Film Neu im Kino

Von Indien nach Amerika: "Umrika"

Lexikon | Sabina Zeithammer | aus FALTER 50/15 vom 09.12.2015

In Amerika haben sie diese Kalorien. Sie tun sie in alle Speisen und werden davon ganz dick." Viele Gerüchte über die USA kursieren im indischen Dorf Jitvapur der 1970er-Jahre. Alle Bewohner finden sich ein, wenn ein neuer Brief von Udai ankommt.
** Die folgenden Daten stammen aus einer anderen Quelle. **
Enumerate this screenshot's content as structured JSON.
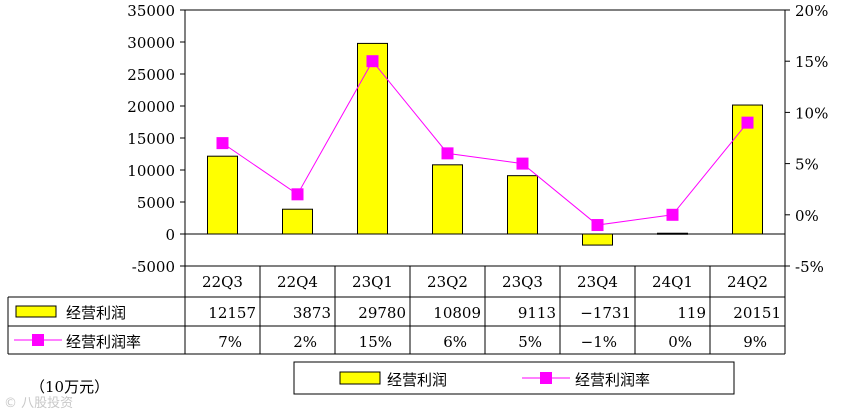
{
  "chart_data": {
    "type": "bar",
    "categories": [
      "22Q3",
      "22Q4",
      "23Q1",
      "23Q2",
      "23Q3",
      "23Q4",
      "24Q1",
      "24Q2"
    ],
    "series": [
      {
        "name": "经营利润",
        "type": "bar",
        "axis": "left",
        "values": [
          12157,
          3873,
          29780,
          10809,
          9113,
          -1731,
          119,
          20151
        ],
        "color": "#ffff00"
      },
      {
        "name": "经营利润率",
        "type": "line",
        "axis": "right",
        "values": [
          7,
          2,
          15,
          6,
          5,
          -1,
          0,
          9
        ],
        "labels": [
          "7%",
          "2%",
          "15%",
          "6%",
          "5%",
          "-1%",
          "0%",
          "9%"
        ],
        "color": "#ff00ff"
      }
    ],
    "ylim_left": [
      -5000,
      35000
    ],
    "yticks_left": [
      "35000",
      "30000",
      "25000",
      "20000",
      "15000",
      "10000",
      "5000",
      "0",
      "-5000"
    ],
    "ylim_right": [
      -5,
      20
    ],
    "yticks_right": [
      "20%",
      "15%",
      "10%",
      "5%",
      "0%",
      "-5%"
    ],
    "grid": false,
    "legend_position": "bottom-center",
    "data_table": true
  },
  "unit_label": "（10万元）",
  "watermark": "© 八股投资"
}
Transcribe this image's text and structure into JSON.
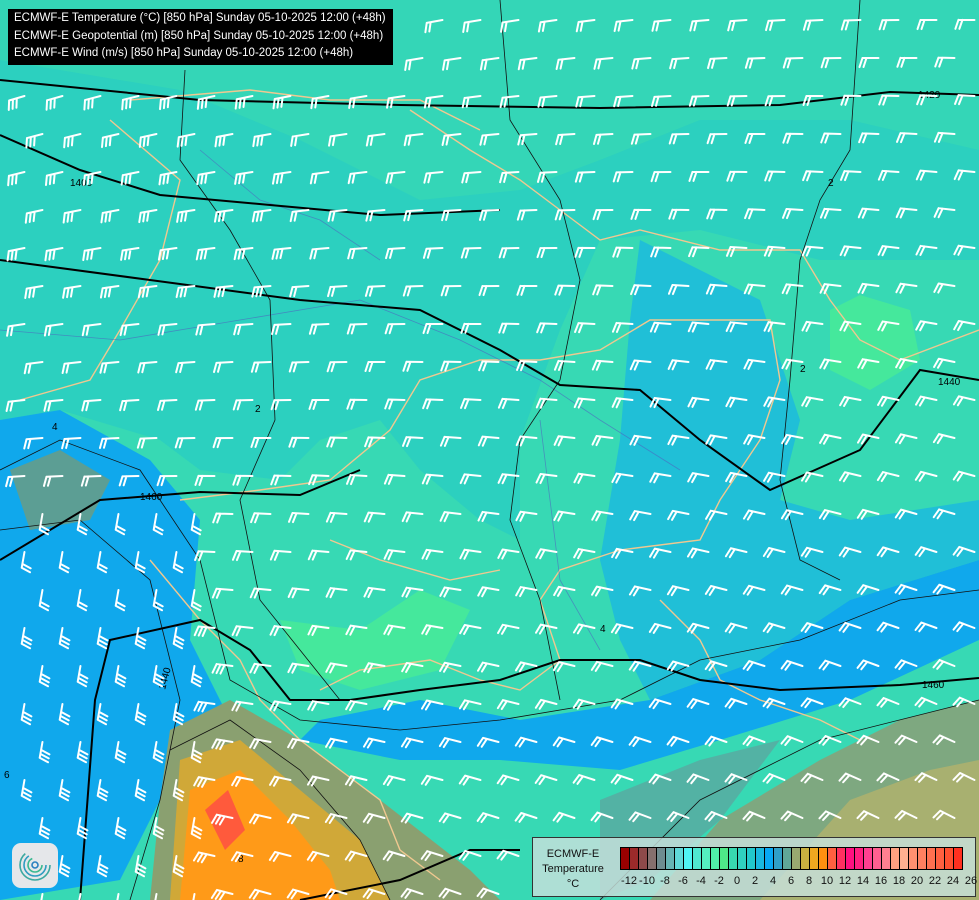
{
  "title_lines": [
    "ECMWF-E Temperature (°C) [850 hPa] Sunday 05-10-2025 12:00 (+48h)",
    "ECMWF-E Geopotential (m) [850 hPa] Sunday 05-10-2025 12:00 (+48h)",
    "ECMWF-E Wind (m/s) [850 hPa] Sunday 05-10-2025 12:00 (+48h)"
  ],
  "legend": {
    "line1": "ECMWF-E",
    "line2": "Temperature",
    "line3": "°C",
    "ticks": [
      "-12",
      "-10",
      "-8",
      "-6",
      "-4",
      "-2",
      "0",
      "2",
      "4",
      "6",
      "8",
      "10",
      "12",
      "14",
      "16",
      "18",
      "20",
      "22",
      "24",
      "26"
    ],
    "colors": [
      "#9a0000",
      "#9c2a2a",
      "#8e4a4a",
      "#86706e",
      "#6e8c90",
      "#66b4b4",
      "#60d8d8",
      "#50f4f4",
      "#50e8d0",
      "#54f0c0",
      "#50f0a8",
      "#4ee888",
      "#38d8b0",
      "#30d0c0",
      "#22c8cc",
      "#1ab8e0",
      "#08a8f4",
      "#30a0c8",
      "#60a898",
      "#98a870",
      "#c8b040",
      "#f0a820",
      "#ff9010",
      "#ff6040",
      "#ff3060",
      "#ff1080",
      "#ff2080",
      "#ff4090",
      "#ff6090",
      "#ff8090",
      "#ffa080",
      "#ffb090",
      "#ff9070",
      "#ff8060",
      "#ff7050",
      "#ff6040",
      "#ff5030",
      "#ff3020"
    ]
  },
  "geopotential_labels": [
    "1400",
    "1420",
    "1440",
    "1440",
    "1460",
    "1460",
    "1440"
  ],
  "isotherm_labels": [
    "2",
    "2",
    "2",
    "4",
    "4",
    "6",
    "8"
  ],
  "logo": "ECMWF-E"
}
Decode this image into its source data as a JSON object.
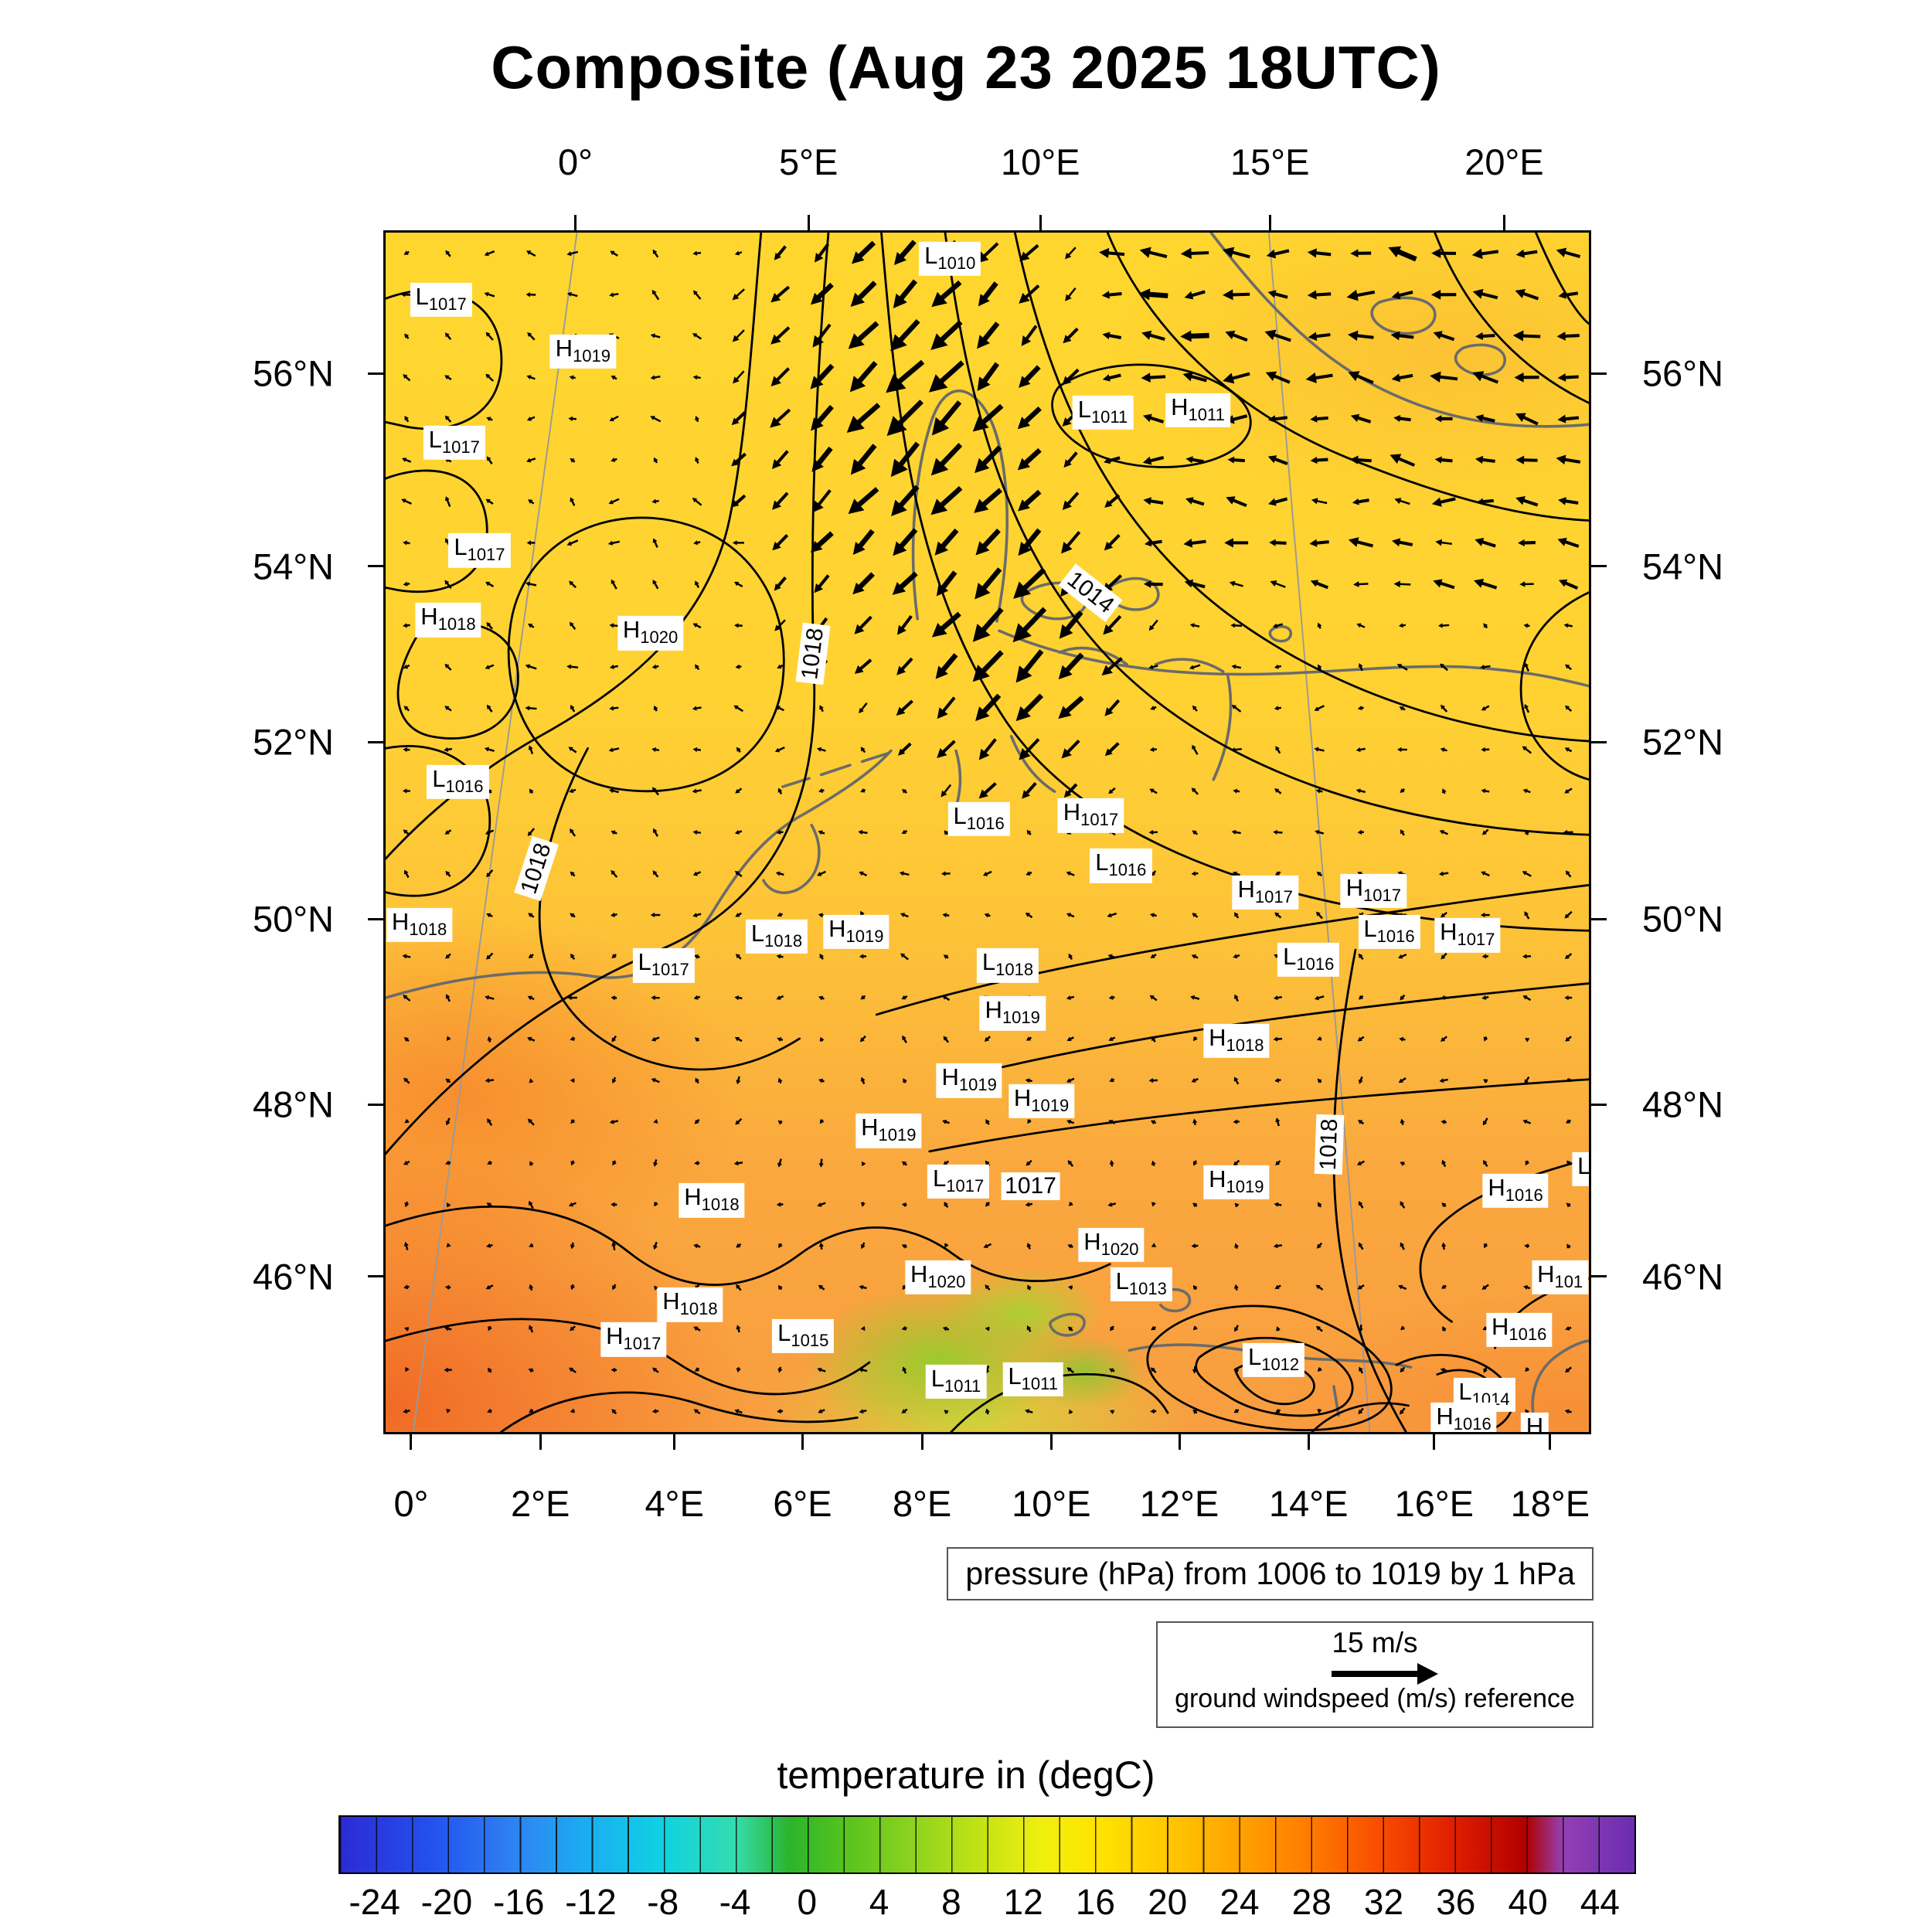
{
  "title": "Composite (Aug 23 2025 18UTC)",
  "caption": "pressure (hPa) from 1006 to 1019 by 1 hPa",
  "wind_legend": {
    "speed": "15 m/s",
    "label": "ground windspeed (m/s) reference"
  },
  "colorbar": {
    "title": "temperature in (degC)",
    "min": -26,
    "max": 46,
    "cell": 2,
    "ticks": [
      -24,
      -20,
      -16,
      -12,
      -8,
      -4,
      0,
      4,
      8,
      12,
      16,
      20,
      24,
      28,
      32,
      36,
      40,
      44
    ],
    "stops": [
      {
        "v": -26,
        "c": "#2b2bd5"
      },
      {
        "v": -21,
        "c": "#2450ee"
      },
      {
        "v": -16,
        "c": "#2e86f2"
      },
      {
        "v": -12,
        "c": "#19b0f0"
      },
      {
        "v": -8,
        "c": "#0fd2e2"
      },
      {
        "v": -4,
        "c": "#35dcae"
      },
      {
        "v": -1,
        "c": "#2cb42c"
      },
      {
        "v": 2,
        "c": "#55c31e"
      },
      {
        "v": 6,
        "c": "#8fd41e"
      },
      {
        "v": 10,
        "c": "#c8e414"
      },
      {
        "v": 13,
        "c": "#f0ef0f"
      },
      {
        "v": 16,
        "c": "#ffe400"
      },
      {
        "v": 20,
        "c": "#ffc800"
      },
      {
        "v": 24,
        "c": "#ffa200"
      },
      {
        "v": 28,
        "c": "#ff7a00"
      },
      {
        "v": 32,
        "c": "#f74b00"
      },
      {
        "v": 36,
        "c": "#e01d00"
      },
      {
        "v": 40,
        "c": "#b00000"
      },
      {
        "v": 42,
        "c": "#953fb4"
      },
      {
        "v": 46,
        "c": "#6a2db0"
      }
    ]
  },
  "axes": {
    "top": [
      {
        "label": "0°",
        "f": 0.159
      },
      {
        "label": "5°E",
        "f": 0.352
      },
      {
        "label": "10°E",
        "f": 0.544
      },
      {
        "label": "15°E",
        "f": 0.734
      },
      {
        "label": "20°E",
        "f": 0.928
      }
    ],
    "bottom": [
      {
        "label": "0°",
        "f": 0.023
      },
      {
        "label": "2°E",
        "f": 0.13
      },
      {
        "label": "4°E",
        "f": 0.241
      },
      {
        "label": "6°E",
        "f": 0.347
      },
      {
        "label": "8°E",
        "f": 0.446
      },
      {
        "label": "10°E",
        "f": 0.553
      },
      {
        "label": "12°E",
        "f": 0.659
      },
      {
        "label": "14°E",
        "f": 0.766
      },
      {
        "label": "16°E",
        "f": 0.87
      },
      {
        "label": "18°E",
        "f": 0.966
      }
    ],
    "left": [
      {
        "label": "56°N",
        "f": 0.119
      },
      {
        "label": "54°N",
        "f": 0.279
      },
      {
        "label": "52°N",
        "f": 0.425
      },
      {
        "label": "50°N",
        "f": 0.572
      },
      {
        "label": "48°N",
        "f": 0.726
      },
      {
        "label": "46°N",
        "f": 0.869
      }
    ],
    "right": [
      {
        "label": "56°N",
        "f": 0.119
      },
      {
        "label": "54°N",
        "f": 0.279
      },
      {
        "label": "52°N",
        "f": 0.425
      },
      {
        "label": "50°N",
        "f": 0.572
      },
      {
        "label": "48°N",
        "f": 0.726
      },
      {
        "label": "46°N",
        "f": 0.869
      }
    ]
  },
  "wind_field": {
    "cols": 29,
    "rows": 29,
    "reference_speed_m_s": 15
  },
  "chart_data": {
    "type": "heatmap",
    "title": "Composite (Aug 23 2025 18UTC)",
    "x_ticks_top": [
      "0°",
      "5°E",
      "10°E",
      "15°E",
      "20°E"
    ],
    "x_ticks_bottom": [
      "0°",
      "2°E",
      "4°E",
      "6°E",
      "8°E",
      "10°E",
      "12°E",
      "14°E",
      "16°E",
      "18°E"
    ],
    "y_ticks": [
      "56°N",
      "54°N",
      "52°N",
      "50°N",
      "48°N",
      "46°N"
    ],
    "temperature_degC": {
      "colorbar_title": "temperature in (degC)",
      "tick_min": -24,
      "tick_max": 44,
      "tick_step": 4
    },
    "pressure_hPa": {
      "caption": "pressure (hPa) from 1006 to 1019 by 1 hPa",
      "from": 1006,
      "to": 1019,
      "by": 1
    },
    "wind": {
      "reference_speed_m_s": 15,
      "reference_label": "ground windspeed (m/s) reference"
    },
    "pressure_centers": [
      {
        "t": "L",
        "v": "1017",
        "x": 4.6,
        "y": 5.6
      },
      {
        "t": "H",
        "v": "1019",
        "x": 16.4,
        "y": 9.9
      },
      {
        "t": "L",
        "v": "1010",
        "x": 46.9,
        "y": 2.2
      },
      {
        "t": "L",
        "v": "1017",
        "x": 5.7,
        "y": 17.5
      },
      {
        "t": "L",
        "v": "1011",
        "x": 59.6,
        "y": 15.0
      },
      {
        "t": "H",
        "v": "1011",
        "x": 67.5,
        "y": 14.8
      },
      {
        "t": "L",
        "v": "1017",
        "x": 7.8,
        "y": 26.5
      },
      {
        "t": "H",
        "v": "1018",
        "x": 5.2,
        "y": 32.3
      },
      {
        "t": "H",
        "v": "1020",
        "x": 22.0,
        "y": 33.4
      },
      {
        "t": "L",
        "v": "1016",
        "x": 6.0,
        "y": 45.8
      },
      {
        "t": "L",
        "v": "1016",
        "x": 49.3,
        "y": 48.9
      },
      {
        "t": "H",
        "v": "1017",
        "x": 58.6,
        "y": 48.6
      },
      {
        "t": "L",
        "v": "1016",
        "x": 61.1,
        "y": 52.8
      },
      {
        "t": "H",
        "v": "1017",
        "x": 73.1,
        "y": 55.0
      },
      {
        "t": "H",
        "v": "1017",
        "x": 82.1,
        "y": 54.9
      },
      {
        "t": "L",
        "v": "1016",
        "x": 83.4,
        "y": 58.3
      },
      {
        "t": "H",
        "v": "1017",
        "x": 89.9,
        "y": 58.6
      },
      {
        "t": "H",
        "v": "1018",
        "x": 2.8,
        "y": 57.7
      },
      {
        "t": "L",
        "v": "1018",
        "x": 32.5,
        "y": 58.7
      },
      {
        "t": "H",
        "v": "1019",
        "x": 39.1,
        "y": 58.3
      },
      {
        "t": "L",
        "v": "1017",
        "x": 23.1,
        "y": 61.1
      },
      {
        "t": "L",
        "v": "1018",
        "x": 51.7,
        "y": 61.1
      },
      {
        "t": "H",
        "v": "1019",
        "x": 52.1,
        "y": 65.1
      },
      {
        "t": "L",
        "v": "1016",
        "x": 76.7,
        "y": 60.6
      },
      {
        "t": "H",
        "v": "1018",
        "x": 70.7,
        "y": 67.4
      },
      {
        "t": "H",
        "v": "1019",
        "x": 48.5,
        "y": 70.7
      },
      {
        "t": "H",
        "v": "1019",
        "x": 54.5,
        "y": 72.4
      },
      {
        "t": "H",
        "v": "1019",
        "x": 41.8,
        "y": 74.9
      },
      {
        "t": "L",
        "v": "1017",
        "x": 47.6,
        "y": 79.1
      },
      {
        "t": "H",
        "v": "1019",
        "x": 70.7,
        "y": 79.2
      },
      {
        "t": "H",
        "v": "1018",
        "x": 27.1,
        "y": 80.7
      },
      {
        "t": "H",
        "v": "1020",
        "x": 60.3,
        "y": 84.4
      },
      {
        "t": "H",
        "v": "1020",
        "x": 45.9,
        "y": 87.1
      },
      {
        "t": "L",
        "v": "1013",
        "x": 62.8,
        "y": 87.7
      },
      {
        "t": "H",
        "v": "1018",
        "x": 25.3,
        "y": 89.4
      },
      {
        "t": "L",
        "v": "1015",
        "x": 34.7,
        "y": 92.0
      },
      {
        "t": "H",
        "v": "1017",
        "x": 20.6,
        "y": 92.3
      },
      {
        "t": "L",
        "v": "1011",
        "x": 47.4,
        "y": 95.8
      },
      {
        "t": "L",
        "v": "1011",
        "x": 53.8,
        "y": 95.6
      },
      {
        "t": "L",
        "v": "1012",
        "x": 73.8,
        "y": 94.0
      },
      {
        "t": "H",
        "v": "1016",
        "x": 93.9,
        "y": 79.9
      },
      {
        "t": "L",
        "v": "",
        "x": 99.6,
        "y": 78.1
      },
      {
        "t": "H",
        "v": "101",
        "x": 97.6,
        "y": 87.1
      },
      {
        "t": "H",
        "v": "1016",
        "x": 94.2,
        "y": 91.5
      },
      {
        "t": "L",
        "v": "1014",
        "x": 91.3,
        "y": 96.9
      },
      {
        "t": "H",
        "v": "1016",
        "x": 89.6,
        "y": 99.0
      },
      {
        "t": "H",
        "v": "",
        "x": 95.5,
        "y": 99.8
      }
    ],
    "contour_inline_labels": [
      {
        "v": "1014",
        "x": 58.6,
        "y": 30.0,
        "rot": 38
      },
      {
        "v": "1018",
        "x": 35.5,
        "y": 35.1,
        "rot": -83
      },
      {
        "v": "1018",
        "x": 12.5,
        "y": 53.0,
        "rot": -72
      },
      {
        "v": "1018",
        "x": 78.4,
        "y": 76.0,
        "rot": -88
      },
      {
        "v": "1017",
        "x": 53.6,
        "y": 79.5,
        "rot": 0
      }
    ]
  }
}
Die mit Zeitungsfotos bestückten Nachrichten des jungen Mannes, der nach Umrika - Amerika - auswanderte, versetzt die ärmliche Landbevölkerung in Staunen. Udais kleiner Bruder Ramakant wächst mit dem Mythos des verheißungsvollen Orts auf, in dem es Wassertoiletten gibt und die Kühe rund sind.

Zum Mann geworden, muss Ramakant den Tod seines Vaters verschmerzen -und das Platzen eines Traums: Er findet heraus, dass sein Vater die Briefe schrieb, um seine Mutter über das Schweigen ihres Sohnes hinwegzutrösten. Ramakant fährt nach Mumbai, um die Spur seines verschwundenen Bruders aufzustöbern.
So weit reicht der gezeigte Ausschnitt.